13. The system of claim 12, wherein the multiple network interactions are between entities and users, where each of the multiple network interactions is funded by an account specific to one of the users involved in the network interaction;

wherein the interaction data includes account numbers for the accounts; and

wherein the demographic data is specific to the users.

14. The system of claim 12, wherein the interaction data includes a third variable; and

wherein the assessment host computing device is further configured to reduce the third variable based on a threshold number of occurrences of values in the third variable.

15. The system of claim 14, wherein the third variable includes a card present variable; and

wherein the assessment host computing device is configured, in order to reduce the third variable, to determine that occurrence of the values is less than the threshold number of occurrences and then convert values of the variable to a common value.

16. The system of claim 12, wherein the assessment host computing device is configured, in order to encode the second variable, to apply one-hot-encoding to the second variable; and

wherein the second variable includes one or more of merchant category code (MCC) and product type.

17. The system of claim 16, wherein the assessment host computing device is further configured to reduce the second variable, prior to encoding the second variable.

18. The system of claim 12, wherein the assessment host computing device is further configured to delete the dataset.

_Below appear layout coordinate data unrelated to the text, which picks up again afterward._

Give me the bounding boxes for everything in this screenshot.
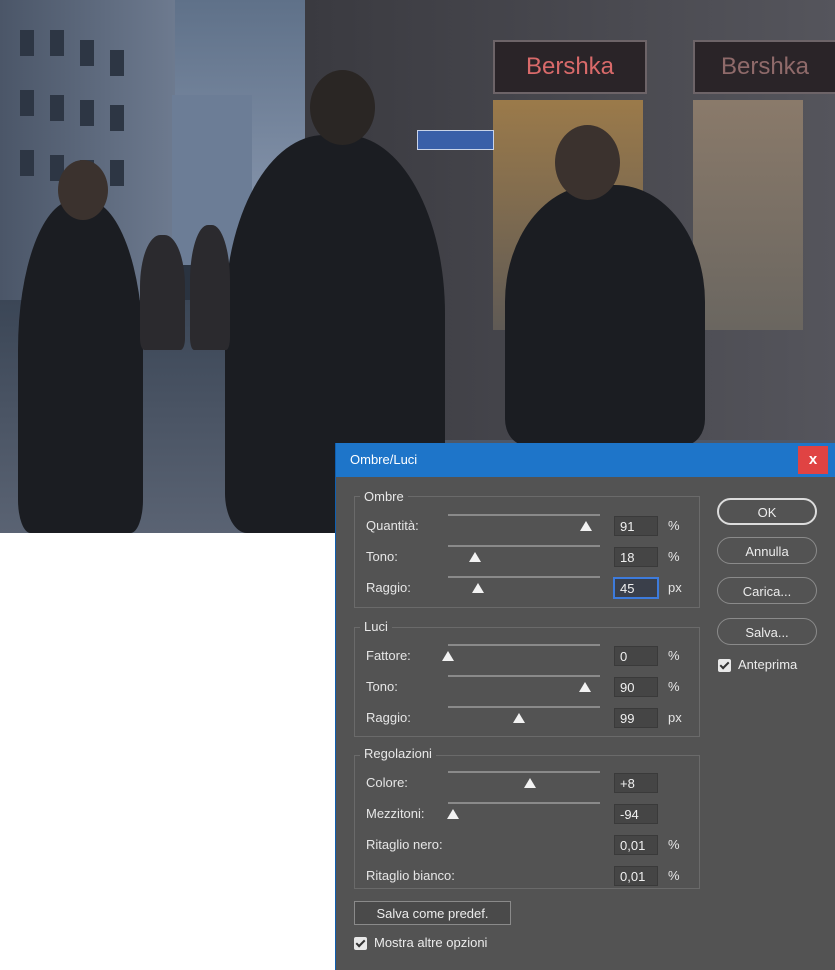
slider-track-luci-0[interactable] [448,644,600,646]
group-regolazioni-legend: Regolazioni [360,746,436,761]
value-input-luci-2[interactable]: 99 [614,708,658,728]
unit-label-regolazioni-2: % [668,837,680,852]
slider-track-luci-2[interactable] [448,706,600,708]
row-label-regolazioni-1: Mezzitoni: [366,806,425,821]
store-sign-left: Bershka [493,40,647,94]
person-center-head [310,70,375,145]
save-as-default-button[interactable]: Salva come predef. [354,901,511,925]
value-input-ombre-0[interactable]: 91 [614,516,658,536]
slider-track-ombre-2[interactable] [448,576,600,578]
value-input-regolazioni-1[interactable]: -94 [614,804,658,824]
row-label-regolazioni-3: Ritaglio bianco: [366,868,455,883]
person-left [18,200,143,533]
street-arrow-sign [417,130,494,150]
store-sign-right: Bershka [693,40,835,94]
row-label-luci-2: Raggio: [366,710,411,725]
value-input-luci-0[interactable]: 0 [614,646,658,666]
row-label-ombre-0: Quantità: [366,518,419,533]
value-input-regolazioni-2[interactable]: 0,01 [614,835,658,855]
preview-checkbox[interactable] [718,659,731,672]
store-window-right [693,100,803,330]
row-label-regolazioni-2: Ritaglio nero: [366,837,443,852]
value-input-ombre-2[interactable]: 45 [614,578,658,598]
unit-label-luci-0: % [668,648,680,663]
unit-label-ombre-1: % [668,549,680,564]
unit-label-luci-1: % [668,679,680,694]
value-input-regolazioni-0[interactable]: +8 [614,773,658,793]
person-background-2 [190,225,230,350]
person-left-head [58,160,108,220]
row-label-luci-0: Fattore: [366,648,411,663]
cancel-button[interactable]: Annulla [717,537,817,564]
group-luci-legend: Luci [360,619,392,634]
value-input-luci-1[interactable]: 90 [614,677,658,697]
shadows-highlights-dialog: Ombre/Luci x Ombre Quantità: 91% Tono: 18% R… [335,443,835,970]
value-input-regolazioni-3[interactable]: 0,01 [614,866,658,886]
dialog-titlebar[interactable]: Ombre/Luci x [336,443,835,477]
row-label-regolazioni-0: Colore: [366,775,408,790]
row-label-luci-1: Tono: [366,679,398,694]
slider-track-ombre-0[interactable] [448,514,600,516]
unit-label-luci-2: px [668,710,682,725]
group-ombre-legend: Ombre [360,489,408,504]
person-background-1 [140,235,185,350]
dialog-title: Ombre/Luci [350,452,418,467]
slider-track-regolazioni-0[interactable] [448,771,600,773]
row-label-ombre-2: Raggio: [366,580,411,595]
unit-label-ombre-2: px [668,580,682,595]
person-right-head [555,125,620,200]
person-right [505,185,705,445]
slider-track-ombre-1[interactable] [448,545,600,547]
more-options-checkbox[interactable] [354,937,367,950]
ok-button[interactable]: OK [717,498,817,525]
row-label-ombre-1: Tono: [366,549,398,564]
save-button[interactable]: Salva... [717,618,817,645]
unit-label-ombre-0: % [668,518,680,533]
unit-label-regolazioni-3: % [668,868,680,883]
close-button[interactable]: x [798,446,828,474]
more-options-label: Mostra altre opzioni [374,935,488,950]
close-icon: x [808,451,818,468]
preview-label: Anteprima [738,657,798,672]
load-button[interactable]: Carica... [717,577,817,604]
slider-track-regolazioni-1[interactable] [448,802,600,804]
slider-track-luci-1[interactable] [448,675,600,677]
value-input-ombre-1[interactable]: 18 [614,547,658,567]
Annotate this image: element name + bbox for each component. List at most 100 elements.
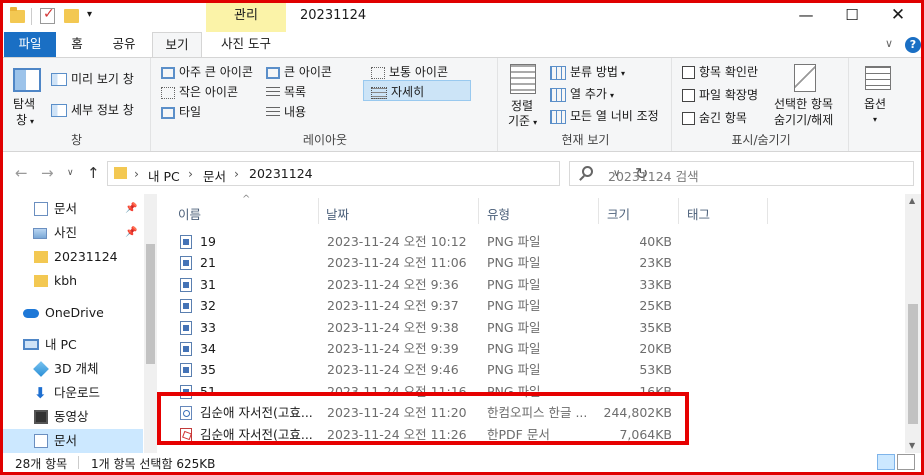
preview-pane-button[interactable]: 미리 보기 창 — [51, 69, 134, 89]
table-row[interactable]: 김순애 자서전(고효... 2023-11-24 오전 11:20 한컴오피스 한글… — [174, 402, 689, 423]
file-name[interactable]: 김순애 자서전(고효... — [200, 402, 313, 423]
file-name[interactable]: 김순애 자서전(고효... — [200, 424, 313, 445]
pin-icon[interactable]: 📌 — [125, 221, 137, 245]
scrollbar-thumb[interactable] — [908, 304, 918, 424]
nav-item-onedrive[interactable]: OneDrive — [3, 301, 143, 325]
table-row[interactable]: 19 2023-11-24 오전 10:12 PNG 파일 40KB — [174, 231, 689, 252]
breadcrumb-separator[interactable]: › — [234, 166, 239, 181]
options-dropdown-icon[interactable]: ▾ — [873, 112, 877, 128]
table-row[interactable]: 32 2023-11-24 오전 9:37 PNG 파일 25KB — [174, 295, 689, 316]
nav-item-videos[interactable]: 동영상 — [3, 405, 143, 429]
nav-item-pictures[interactable]: 사진 📌 — [3, 221, 143, 245]
minimize-button[interactable]: — — [783, 0, 829, 32]
nav-item-3d-objects[interactable]: 3D 개체 — [3, 357, 143, 381]
hide-selected-icon[interactable] — [794, 64, 820, 96]
file-name[interactable]: 21 — [200, 252, 216, 273]
sort-by-icon[interactable] — [510, 64, 540, 96]
search-box[interactable]: 20231124 검색 — [569, 161, 914, 186]
table-row[interactable]: 35 2023-11-24 오전 9:46 PNG 파일 53KB — [174, 359, 689, 380]
layout-extra-large-icons[interactable]: 아주 큰 아이콘 — [161, 62, 253, 82]
scroll-down-icon[interactable]: ▼ — [909, 441, 915, 450]
table-row[interactable]: 51 2023-11-24 오전 11:16 PNG 파일 16KB — [174, 381, 689, 402]
file-name[interactable]: 51 — [200, 381, 216, 402]
file-extensions-toggle[interactable]: 파일 확장명 — [682, 85, 758, 105]
up-arrow-icon[interactable]: ↑ — [87, 164, 100, 182]
context-tab-manage[interactable]: 관리 — [206, 0, 286, 32]
table-row[interactable]: 33 2023-11-24 오전 9:38 PNG 파일 35KB — [174, 317, 689, 338]
properties-icon[interactable]: ✓ — [40, 6, 55, 24]
hide-selected-label-2[interactable]: 숨기기/해제 — [774, 112, 833, 128]
column-header-tags[interactable]: 태그 — [687, 204, 710, 223]
file-name[interactable]: 33 — [200, 317, 216, 338]
hidden-items-toggle[interactable]: 숨긴 항목 — [682, 108, 747, 128]
large-icons-view-icon[interactable] — [897, 454, 915, 470]
nav-item-this-pc[interactable]: 내 PC — [3, 333, 143, 357]
navigation-pane-label[interactable]: 탐색 — [13, 96, 35, 112]
file-name[interactable]: 32 — [200, 295, 216, 316]
table-row[interactable]: 34 2023-11-24 오전 9:39 PNG 파일 20KB — [174, 338, 689, 359]
address-bar[interactable]: › 내 PC › 문서 › 20231124 ∨ ↻ — [107, 161, 648, 186]
breadcrumb-current-folder[interactable]: 20231124 — [249, 166, 313, 181]
table-row[interactable]: 21 2023-11-24 오전 11:06 PNG 파일 23KB — [174, 252, 689, 273]
cube-icon — [33, 361, 49, 377]
group-by-button[interactable]: 분류 방법 ▾ — [550, 62, 625, 82]
maximize-button[interactable]: ☐ — [829, 0, 875, 32]
file-date: 2023-11-24 오전 9:36 — [327, 276, 459, 292]
navigation-pane-label-2[interactable]: 창 ▾ — [16, 112, 34, 128]
file-list-scrollbar[interactable]: ▲ ▼ — [905, 194, 921, 453]
divider[interactable] — [767, 198, 768, 224]
file-name[interactable]: 35 — [200, 359, 216, 380]
layout-medium-icons[interactable]: 보통 아이콘 — [371, 62, 448, 82]
size-all-columns-button[interactable]: 모든 열 너비 조정 — [550, 106, 659, 126]
file-name[interactable]: 19 — [200, 231, 216, 252]
tab-share[interactable]: 공유 — [104, 32, 144, 57]
nav-item-documents[interactable]: 문서 — [3, 429, 143, 453]
ribbon: 탐색 창 ▾ 미리 보기 창 세부 정보 창 창 아주 큰 아이콘 큰 아이콘 보… — [3, 57, 921, 152]
collapse-ribbon-icon[interactable]: ∨ — [885, 37, 893, 50]
add-columns-button[interactable]: 열 추가 ▾ — [550, 84, 614, 104]
breadcrumb-documents[interactable]: 문서 — [203, 166, 226, 185]
details-pane-button[interactable]: 세부 정보 창 — [51, 100, 134, 120]
nav-pane-scrollbar[interactable] — [144, 194, 157, 453]
tab-file[interactable]: 파일 — [4, 32, 56, 57]
pin-icon[interactable]: 📌 — [125, 197, 137, 221]
item-checkboxes-toggle[interactable]: 항목 확인란 — [682, 62, 758, 82]
tab-home[interactable]: 홈 — [58, 32, 96, 57]
breadcrumb-separator[interactable]: › — [134, 166, 139, 181]
layout-list[interactable]: 목록 — [266, 82, 306, 102]
file-name[interactable]: 34 — [200, 338, 216, 359]
table-row[interactable]: 김순애 자서전(고효... 2023-11-24 오전 11:26 한PDF 문서 7… — [174, 424, 689, 445]
nav-item-kbh[interactable]: kbh — [3, 269, 143, 293]
details-view-icon[interactable] — [877, 454, 895, 470]
nav-item-downloads[interactable]: ⬇ 다운로드 — [3, 381, 143, 405]
new-folder-icon[interactable] — [64, 9, 79, 23]
sort-by-label-2[interactable]: 기준 ▾ — [508, 113, 537, 129]
options-button[interactable]: 옵션 — [864, 96, 886, 112]
hide-selected-label[interactable]: 선택한 항목 — [774, 96, 833, 112]
scroll-up-icon[interactable]: ▲ — [909, 196, 915, 205]
layout-details[interactable]: 자세히 — [371, 82, 424, 102]
recent-locations-icon[interactable]: ∨ — [67, 168, 74, 178]
tab-view[interactable]: 보기 — [152, 32, 202, 58]
nav-item-20231124[interactable]: 20231124 — [3, 245, 143, 269]
navigation-pane-icon[interactable] — [13, 68, 45, 98]
forward-arrow-icon[interactable]: → — [41, 164, 54, 182]
sort-by-label[interactable]: 정렬 — [511, 98, 533, 114]
options-icon[interactable] — [865, 66, 895, 94]
layout-small-icons[interactable]: 작은 아이콘 — [161, 82, 238, 102]
help-icon[interactable]: ? — [905, 37, 921, 53]
breadcrumb-separator[interactable]: › — [188, 166, 193, 181]
close-button[interactable]: ✕ — [875, 0, 921, 32]
scrollbar-thumb[interactable] — [146, 244, 155, 364]
layout-tiles[interactable]: 타일 — [161, 102, 201, 122]
table-row[interactable]: 31 2023-11-24 오전 9:36 PNG 파일 33KB — [174, 274, 689, 295]
layout-content[interactable]: 내용 — [266, 102, 306, 122]
layout-large-icons[interactable]: 큰 아이콘 — [266, 62, 332, 82]
nav-item-documents-quick[interactable]: 문서 📌 — [3, 197, 143, 221]
file-name[interactable]: 31 — [200, 274, 216, 295]
table-row-partial[interactable] — [174, 220, 689, 228]
back-arrow-icon[interactable]: ← — [15, 164, 28, 182]
tab-picture-tools[interactable]: 사진 도구 — [206, 32, 286, 57]
customize-toolbar-icon[interactable]: ▾ — [87, 9, 105, 27]
breadcrumb-this-pc[interactable]: 내 PC — [148, 166, 180, 185]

19. The system of claim 12, wherein the assessment host computing device is further configured to:

access interaction data as a target dataset, the target interaction data being representative of multiple target network interactions, the target dataset including the first variable and the second variable;

apply the exponential decay function, based on the multiple constants, to the first variable of the target dataset;

encode the second variable of the target dataset into the multiple columns in the target dataset, each of the multiple columns including a binary value; and then

apply the trained classifier model to the target dataset to predict target demographic data for the target dataset;

wherein the target demographic data includes at least one of a gender and a race for each user involved in each of the multiple target network interactions.

20. A non-transitory computer-readable storage medium including executable instructions for use in identifying content of datasets, which when executed by at least one processor, cause the at least one processor to:

access interaction data as a dataset, the interaction data being representative of multiple network interactions, the interaction data including a first variable and a second variable;

append demographic data to the dataset;

apply an exponential decay function, based on multiple constants, to the first variable of the dataset, each of the constants indicative of a different defined interval;

encode the second variable of the dataset into multiple columns in the dataset, each of the multiple columns including a binary value; and then

train a classifier model based on the dataset, where the demographic data defines classification of the interaction data; and

store the trained classifier model in memory.